Second, schedule your workouts carefully. Creating a time when you can exercise without interruption is crucial. For most people, early morning is the best time, as evening workouts are easily canceled due to social activities or other reasons. Some people may find exercising after a day's work more suitable. Choose the time that best suits you and schedule it in your calendar. Exercise three times a week for five to ten minutes each time in the first week. Exercise four times a week in the second and third weeks. In the fourth week, schedule five workouts. Then, stick to five workouts a week; this is the best way to maintain good fitness. Treat your time as the most important part of your day. Don't let other things interfere with your exercise plan.
Third, try not to give up during the first month. Don't miss any workouts, even if it's just 4-10 minutes of Tabata. The most important thing is to stick to your plan. If you miss a day or two for some reason, don't stop; resume your plan as soon as possible. If you haven't exercised for several days, resume exercising within one to two weeks and make it a habit. If you feel discouraged and want to stop, encourage yourself to start again. Starting again after a failure is far more important than failure itself; long-term consistency is key.

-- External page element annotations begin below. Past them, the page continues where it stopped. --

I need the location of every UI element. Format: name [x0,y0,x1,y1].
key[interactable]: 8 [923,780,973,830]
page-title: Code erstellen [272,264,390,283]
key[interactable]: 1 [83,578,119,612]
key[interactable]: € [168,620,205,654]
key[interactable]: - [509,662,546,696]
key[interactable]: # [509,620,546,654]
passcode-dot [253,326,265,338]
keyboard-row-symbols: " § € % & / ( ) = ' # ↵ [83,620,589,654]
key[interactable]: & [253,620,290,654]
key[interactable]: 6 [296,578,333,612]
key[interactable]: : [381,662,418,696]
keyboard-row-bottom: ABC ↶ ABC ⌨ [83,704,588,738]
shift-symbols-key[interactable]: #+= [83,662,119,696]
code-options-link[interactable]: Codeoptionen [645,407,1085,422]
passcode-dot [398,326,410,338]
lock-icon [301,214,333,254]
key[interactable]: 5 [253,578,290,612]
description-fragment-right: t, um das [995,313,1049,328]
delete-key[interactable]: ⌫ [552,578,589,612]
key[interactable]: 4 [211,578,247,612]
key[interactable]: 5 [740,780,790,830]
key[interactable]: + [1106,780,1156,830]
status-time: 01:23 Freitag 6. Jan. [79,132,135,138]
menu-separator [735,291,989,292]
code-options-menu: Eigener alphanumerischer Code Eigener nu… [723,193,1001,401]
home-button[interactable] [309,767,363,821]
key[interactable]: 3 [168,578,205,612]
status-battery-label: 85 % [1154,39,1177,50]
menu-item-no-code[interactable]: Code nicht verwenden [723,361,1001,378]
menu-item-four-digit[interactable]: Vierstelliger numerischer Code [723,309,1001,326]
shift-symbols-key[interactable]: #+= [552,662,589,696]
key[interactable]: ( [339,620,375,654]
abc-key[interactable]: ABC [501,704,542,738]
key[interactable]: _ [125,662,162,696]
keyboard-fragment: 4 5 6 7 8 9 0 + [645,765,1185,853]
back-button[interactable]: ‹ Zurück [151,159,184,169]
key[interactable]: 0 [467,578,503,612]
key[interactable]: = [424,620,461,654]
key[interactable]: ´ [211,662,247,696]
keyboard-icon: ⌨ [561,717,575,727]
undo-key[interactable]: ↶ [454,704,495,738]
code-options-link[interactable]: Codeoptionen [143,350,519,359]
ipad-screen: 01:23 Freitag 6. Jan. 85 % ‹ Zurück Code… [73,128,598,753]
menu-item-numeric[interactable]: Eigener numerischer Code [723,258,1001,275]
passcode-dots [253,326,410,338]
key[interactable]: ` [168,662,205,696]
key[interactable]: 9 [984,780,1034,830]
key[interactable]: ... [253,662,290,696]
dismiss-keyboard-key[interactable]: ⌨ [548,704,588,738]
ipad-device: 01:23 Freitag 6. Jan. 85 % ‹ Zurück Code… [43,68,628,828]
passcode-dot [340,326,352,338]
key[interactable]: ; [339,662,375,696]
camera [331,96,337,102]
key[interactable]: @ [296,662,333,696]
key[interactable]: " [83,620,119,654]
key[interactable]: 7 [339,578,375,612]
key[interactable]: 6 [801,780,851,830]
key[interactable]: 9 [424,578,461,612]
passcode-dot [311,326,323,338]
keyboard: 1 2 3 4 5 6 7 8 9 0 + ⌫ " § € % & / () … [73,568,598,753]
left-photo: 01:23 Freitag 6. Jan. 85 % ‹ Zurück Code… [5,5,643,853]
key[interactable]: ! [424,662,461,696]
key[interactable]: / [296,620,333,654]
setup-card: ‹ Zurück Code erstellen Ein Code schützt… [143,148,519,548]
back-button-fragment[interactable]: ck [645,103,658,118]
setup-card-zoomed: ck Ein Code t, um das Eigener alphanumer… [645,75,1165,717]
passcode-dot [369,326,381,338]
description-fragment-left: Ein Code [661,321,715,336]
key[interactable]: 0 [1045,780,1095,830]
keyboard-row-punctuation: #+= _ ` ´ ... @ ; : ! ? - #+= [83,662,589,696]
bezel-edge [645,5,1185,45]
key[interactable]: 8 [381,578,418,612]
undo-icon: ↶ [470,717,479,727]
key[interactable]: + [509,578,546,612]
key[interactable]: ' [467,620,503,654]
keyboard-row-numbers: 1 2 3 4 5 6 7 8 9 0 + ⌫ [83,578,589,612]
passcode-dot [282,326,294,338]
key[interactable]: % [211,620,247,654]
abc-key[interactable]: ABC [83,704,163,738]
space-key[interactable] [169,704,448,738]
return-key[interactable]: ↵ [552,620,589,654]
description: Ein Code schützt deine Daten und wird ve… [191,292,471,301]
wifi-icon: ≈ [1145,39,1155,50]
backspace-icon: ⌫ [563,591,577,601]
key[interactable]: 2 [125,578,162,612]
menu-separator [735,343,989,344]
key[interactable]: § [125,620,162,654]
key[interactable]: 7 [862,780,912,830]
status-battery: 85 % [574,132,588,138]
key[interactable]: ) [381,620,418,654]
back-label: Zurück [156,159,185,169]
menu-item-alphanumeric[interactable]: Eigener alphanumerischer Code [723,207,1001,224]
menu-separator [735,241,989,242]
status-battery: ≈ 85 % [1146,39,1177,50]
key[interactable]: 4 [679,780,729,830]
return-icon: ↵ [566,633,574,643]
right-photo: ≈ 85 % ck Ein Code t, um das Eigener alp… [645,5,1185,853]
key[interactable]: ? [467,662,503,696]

4. Enjoying the fun of exercise is very important. If you're not happy, it's hard to stick to it, so try to make yourself happy and enjoy the benefits of health and strength. Experience the thrill of burning fat, the exhilaration of sweating profusely, and the relaxation after releasing stress. Exercise is a starting point, not something to be tortured. This is how to develop an exercise habit. The principle is simple: you just need to make time to exercise. Start with the easy things, stick with it, and don't give up. Exercise will soon become a habit, and you'll quickly feel the changes it brings to your body. For the advanced version, there's plenty of information online about how to combine aerobics and gym workouts, and which areas to target. The key is to develop a fitness habit.
Once you make exercise a habit, you'll discover how powerful the power of habit is.